I've been dutifully avoiding spoilers while trying my best to skim reviews just to get a feel for their thoughts and impressions and I've yet to come across anything that I think will severely disappoint me when I see the movie myself.
The RT % really means nothing to me. this is one of those kinds of movies where I really think that engaging with what the critics are actually saying is important (though, yes, hard to do completely when you're trying to stay spoiler-free). There are a couple outright pans but most of the "negative" or middling reviews have some very strong praise mixed in with what they perceive to be the movie's "flaws," and most of those flaws are present in just about every Nolan movie to date. i guess it's a good thing that i like Nolan movies.
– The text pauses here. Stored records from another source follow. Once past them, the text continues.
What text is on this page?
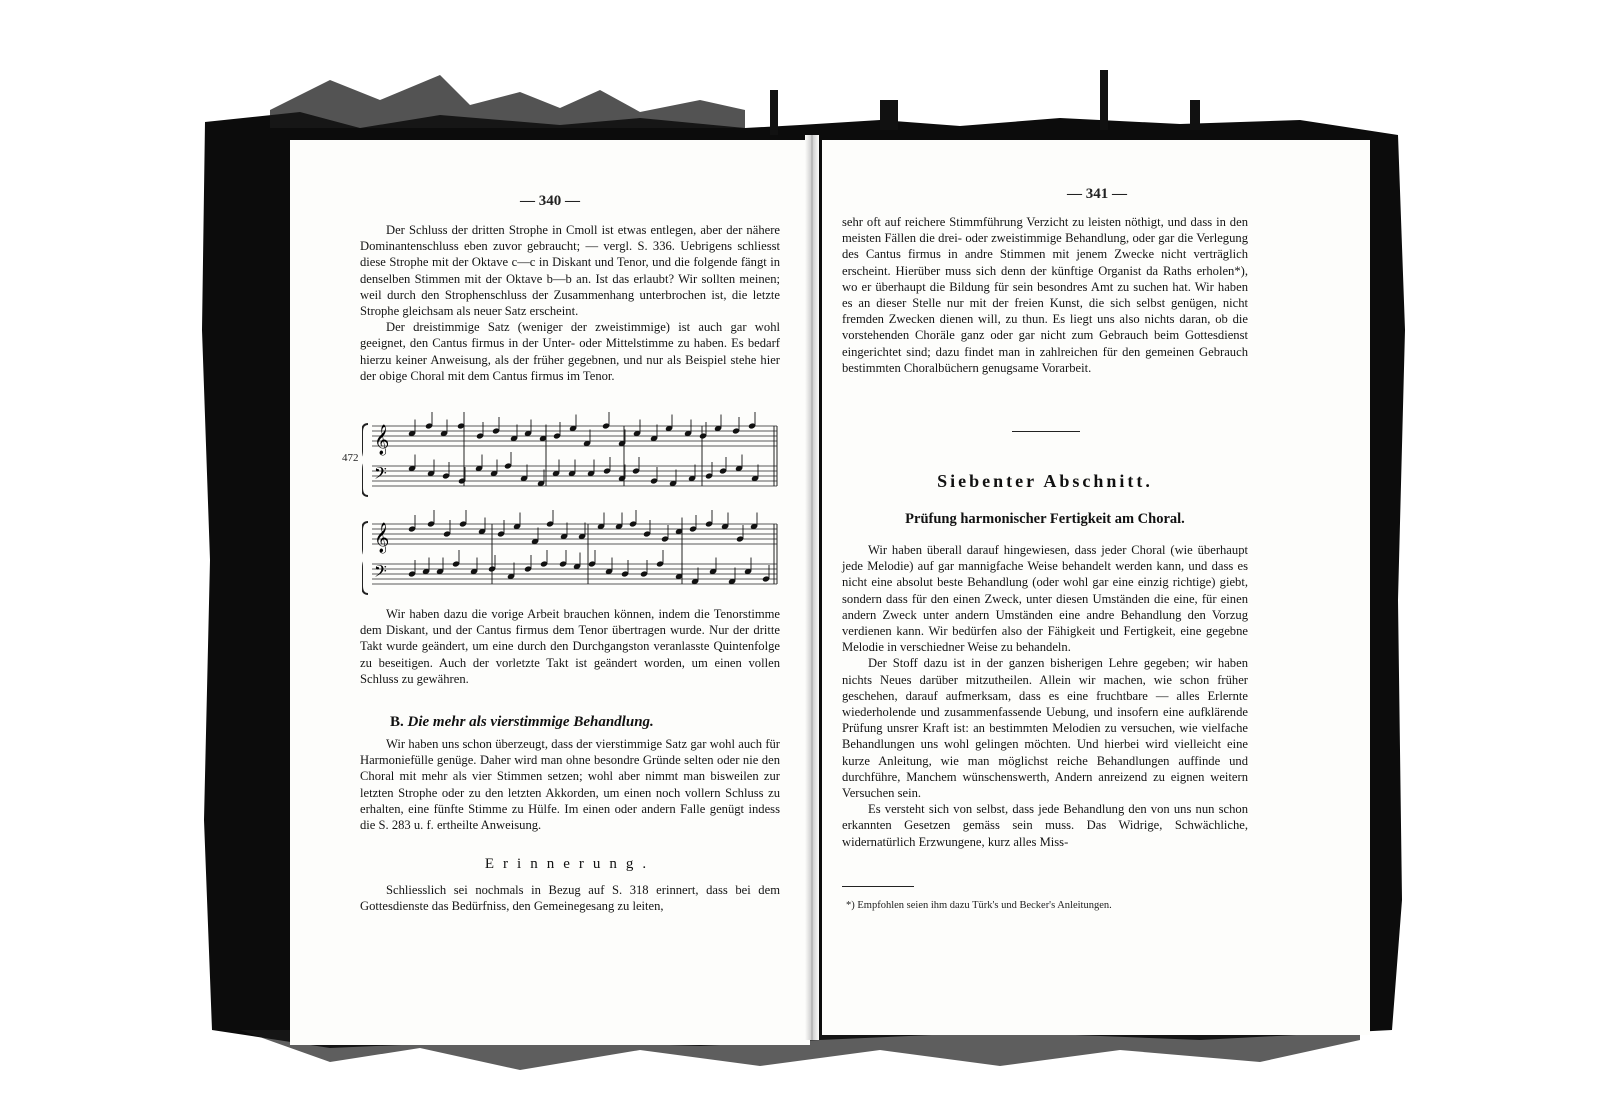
— 340 —

Der Schluss der dritten Strophe in Cmoll ist etwas entlegen, aber der nähere Dominantenschluss eben zuvor gebraucht; — vergl. S. 336. Uebrigens schliesst diese Strophe mit der Oktave c—c in Diskant und Tenor, und die folgende fängt in denselben Stimmen mit der Oktave b—b an. Ist das erlaubt? Wir sollten meinen; weil durch den Strophenschluss der Zusammenhang unterbrochen ist, die letzte Strophe gleichsam als neuer Satz erscheint.

Der dreistimmige Satz (weniger der zweistimmige) ist auch gar wohl geeignet, den Cantus firmus in der Unter- oder Mittelstimme zu haben. Es bedarf hierzu keiner Anweisung, als der früher gegebnen, und nur als Beispiel stehe hier der obige Choral mit dem Cantus firmus im Tenor.

472
𝄞
𝄞
𝄢
𝄢

Wir haben dazu die vorige Arbeit brauchen können, indem die Tenorstimme dem Diskant, und der Cantus firmus dem Tenor übertragen wurde. Nur der dritte Takt wurde geändert, um eine durch den Durchgangston veranlasste Quintenfolge zu beseitigen. Auch der vorletzte Takt ist geändert worden, um einen vollen Schluss zu gewähren.

B. Die mehr als vierstimmige Behandlung.

Wir haben uns schon überzeugt, dass der vierstimmige Satz gar wohl auch für Harmoniefülle genüge. Daher wird man ohne besondre Gründe selten oder nie den Choral mit mehr als vier Stimmen setzen; wohl aber nimmt man bisweilen zur letzten Strophe oder zu den letzten Akkorden, um einen noch vollern Schluss zu erhalten, eine fünfte Stimme zu Hülfe. Im einen oder andern Falle genügt indess die S. 283 u. f. ertheilte Anweisung.

Erinnerung.

Schliesslich sei nochmals in Bezug auf S. 318 erinnert, dass bei dem Gottesdienste das Bedürfniss, den Gemeinegesang zu leiten,

— 341 —

sehr oft auf reichere Stimmführung Verzicht zu leisten nöthigt, und dass in den meisten Fällen die drei- oder zweistimmige Behandlung, oder gar die Verlegung des Cantus firmus in andre Stimmen mit jenem Zwecke nicht verträglich erscheint. Hierüber muss sich denn der künftige Organist da Raths erholen*), wo er überhaupt die Bildung für sein besondres Amt zu suchen hat. Wir haben es an dieser Stelle nur mit der freien Kunst, die sich selbst genügen, nicht fremden Zwecken dienen will, zu thun. Es liegt uns also nichts daran, ob die vorstehenden Choräle ganz oder gar nicht zum Gebrauch beim Gottesdienst eingerichtet sind; dazu findet man in zahlreichen für den gemeinen Gebrauch bestimmten Choralbüchern genugsame Vorarbeit.

Siebenter Abschnitt.
Prüfung harmonischer Fertigkeit am Choral.

Wir haben überall darauf hingewiesen, dass jeder Choral (wie überhaupt jede Melodie) auf gar mannigfache Weise behandelt werden kann, und dass es nicht eine absolut beste Behandlung (oder wohl gar eine einzig richtige) giebt, sondern dass für den einen Zweck, unter diesen Umständen die eine, für einen andern Zweck unter andern Umständen eine andre Behandlung den Vorzug verdienen kann. Wir bedürfen also der Fähigkeit und Fertigkeit, eine gegebne Melodie in verschiedner Weise zu behandeln.

Der Stoff dazu ist in der ganzen bisherigen Lehre gegeben; wir haben nichts Neues darüber mitzutheilen. Allein wir machen, wie schon früher geschehen, darauf aufmerksam, dass es eine fruchtbare — alles Erlernte wiederholende und zusammenfassende Uebung, und insofern eine aufklärende Prüfung unsrer Kraft ist: an bestimmten Melodien zu versuchen, wie vielfache Behandlungen uns wohl gelingen möchten. Und hierbei wird vielleicht eine kurze Anleitung, wie man möglichst reiche Behandlungen auffinde und durchführe, Manchem wünschenswerth, Andern anreizend zu eignen weitern Versuchen sein.

Es versteht sich von selbst, dass jede Behandlung den von uns nun schon erkannten Gesetzen gemäss sein muss. Das Widrige, Schwächliche, widernatürlich Erzwungene, kurz alles Miss-

*) Empfohlen seien ihm dazu Türk's und Becker's Anleitungen.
obviously, i want Nolan to grow as an artist, too, but it really does sound like he has, both aesthetically and in terms of emotional storytelling (or at least he's trying to push himself in those areas). some are finding fault with the lack of grace in the exposition and some convoluted and/or unnecessary aspects, etc., but i wasn't expecting Nolan to grow out of those particular traits on this big-scale, ambitious sci-fi passion project.
you also read the reviews and get a strong impression that this is a film that's trying to say something. that's to be lauded. Gravity, for instance, was all about the experience and immersion and was technically virtuosic, its basic themes and storytelling rendered simply to serve that end, and so in that way it was virtually critic-proof. i enjoyed that effective experience very much in the theater, but at the end of the day it is not a movie i'm going to return to much at home, or spend much time thinking about or discussing. i'm not saying Interstellar will be that type of movie, but it sounds like it is, and i'm hoping.
maybe i will agree with some of the reviewers that have major issues with some of the choices that the film makes in what it tries to say or how it says it (but there is no consensus there, you read one review that lauds one part of the movie while slamming another while another review does the exact opposite; i'm seeing some very diverse reactions to the film's ending...heh, still while i'm trying not to find out what the ending is). to me, that's a good kind of polarizing, because obviously there is a film with some considerable merit to it--in terms of conceptual ambition and some technical aspects, if nothing else--but it is going to engage with viewers in very different ways and generate an interesting dialogue. and what's fun with that, too, is the huge array of opinions that will be brought to the table because everyone and their mother watches Nolan movies, as opposed to provocate smaller films that people get to see in NY and LA and then maybe the rest of us get to catch if we live in a big enough city.